Monatelange Bahnsperrung im Süden Frankfurts: Was Pendler jetzt wissen müssen
Brit PutzMonatelange Bahnsperrung im Süden Frankfurts: Was Pendler jetzt wissen müssen
Große Bahnstrecke im Süden Frankfurts wird für über einen Monat gesperrt
Ab dem 4. April 2023 wird eine wichtige Bahnverbindung im Süden Frankfurts für mehr als einen Monat stillgelegt. Die Sperrung, die bis zum 15. Mai andauert, ermöglicht der Deutschen Bahn, dringende Bauarbeiten zwischen den Bahnhöfen Forsthaus und Südbahnhof durchzuführen.
Während der Schließung werden Arbeitskräfte Teile des Bahndamms abtragen und Pfähle für neue Bauwerke rammen. Schwere Krananlagen positionieren zwei provisorische Brücken über die Mörfelder Landstraße, die den Zugverkehr bis Ende 2027 aufrechterhalten sollen. Zudem beginnen die Vorbereitungen für die Widerlager einer künftigen festen Eisenbahnbrücke.
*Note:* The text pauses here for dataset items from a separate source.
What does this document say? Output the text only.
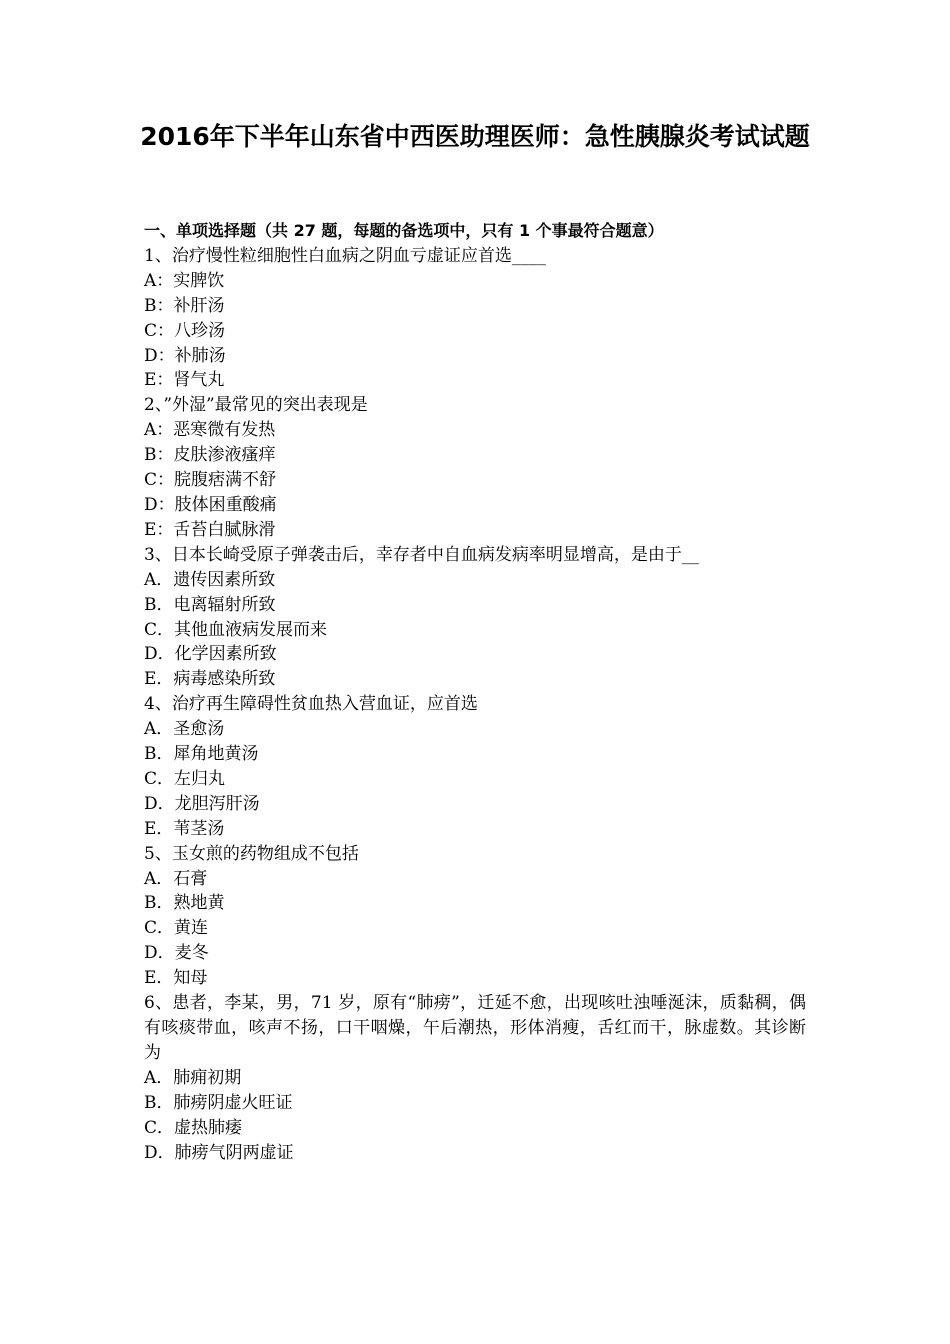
2016年下半年山东省中西医助理医师：急性胰腺炎考试试题
一、单项选择题（共 27 题，每题的备选项中，只有 1 个事最符合题意）
1、治疗慢性粒细胞性白血病之阴血亏虚证应首选____
A：实脾饮
B：补肝汤
C：八珍汤
D：补肺汤
E：肾气丸
2、”外湿”最常见的突出表现是
A：恶寒微有发热
B：皮肤渗液瘙痒
C：脘腹痞满不舒
D：肢体困重酸痛
E：舌苔白腻脉滑
3、日本长崎受原子弹袭击后，幸存者中自血病发病率明显增高，是由于__
A．遗传因素所致
B．电离辐射所致
C．其他血液病发展而来
D．化学因素所致
E．病毒感染所致
4、治疗再生障碍性贫血热入营血证，应首选
A．圣愈汤
B．犀角地黄汤
C．左归丸
D．龙胆泻肝汤
E．苇茎汤
5、玉女煎的药物组成不包括
A．石膏
B．熟地黄
C．黄连
D．麦冬
E．知母
6、患者，李某，男，71 岁，原有“肺痨”，迁延不愈，出现咳吐浊唾涎沫，质黏稠，偶有咳痰带血，咳声不扬，口干咽燥，午后潮热，形体消瘦，舌红而干，脉虚数。其诊断为
A．肺痈初期
B．肺痨阴虚火旺证
C．虚热肺痿
D．肺痨气阴两虚证
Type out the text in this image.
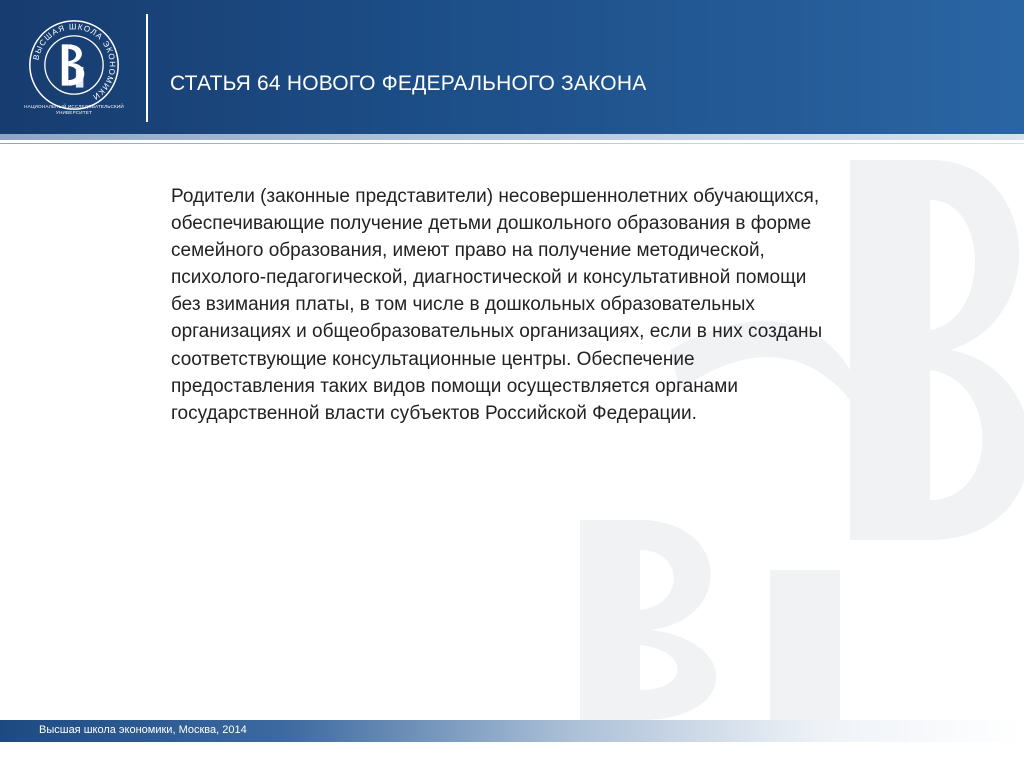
ВЫСШАЯ ШКОЛА ЭКОНОМИКИ
НАЦИОНАЛЬНЫЙ ИССЛЕДОВАТЕЛЬСКИЙ УНИВЕРСИТЕТ
СТАТЬЯ 64 НОВОГО ФЕДЕРАЛЬНОГО ЗАКОНА

Родители (законные представители) несовершеннолетних обучающихся, обеспечивающие получение детьми дошкольного образования в форме семейного образования, имеют право на получение методической, психолого-педагогической, диагностической и консультативной помощи без взимания платы, в том числе в дошкольных образовательных организациях и общеобразовательных организациях, если в них созданы соответствующие консультационные центры. Обеспечение предоставления таких видов помощи осуществляется органами государственной власти субъектов Российской Федерации.

Высшая школа экономики, Москва, 2014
Die Sperrung führt zu Einschränkungen im Fahrplan: Die RB58-Tageszüge werden über Frankfurt-Louisa umgeleitet, während die Nachtverbindungen zwischen Hanau Hauptbahnhof und Rüsselsheim Opelwerk komplett entfallen. Auch die RE59-Züge zwischen Frankfurt-Ost und dem Fernbahnhof Frankfurt Flughafen fallen aus.
Im Rahmen des Projekts wird zudem eine höhenfreie Kreuzung in der Nähe von Forsthaus saniert. Wie viele zusätzliche Arbeitskräfte oder externe Firmen die Deutsche Bahn für die Bauarbeiten einsetzt, gab das Unternehmen nicht bekannt.
Die sechswöchige Vollsperrung markiert den Beginn langfristiger Modernisierungsmaßnahmen im südlichen Frankfurter Schienennetz. Provisorische Brücken sollen den Zugbetrieb bis 2027 aufrechterhalten – Reisende auf den betroffenen Strecken müssen jedoch mit Verspätungen und Umleitungen während der Arbeiten rechnen.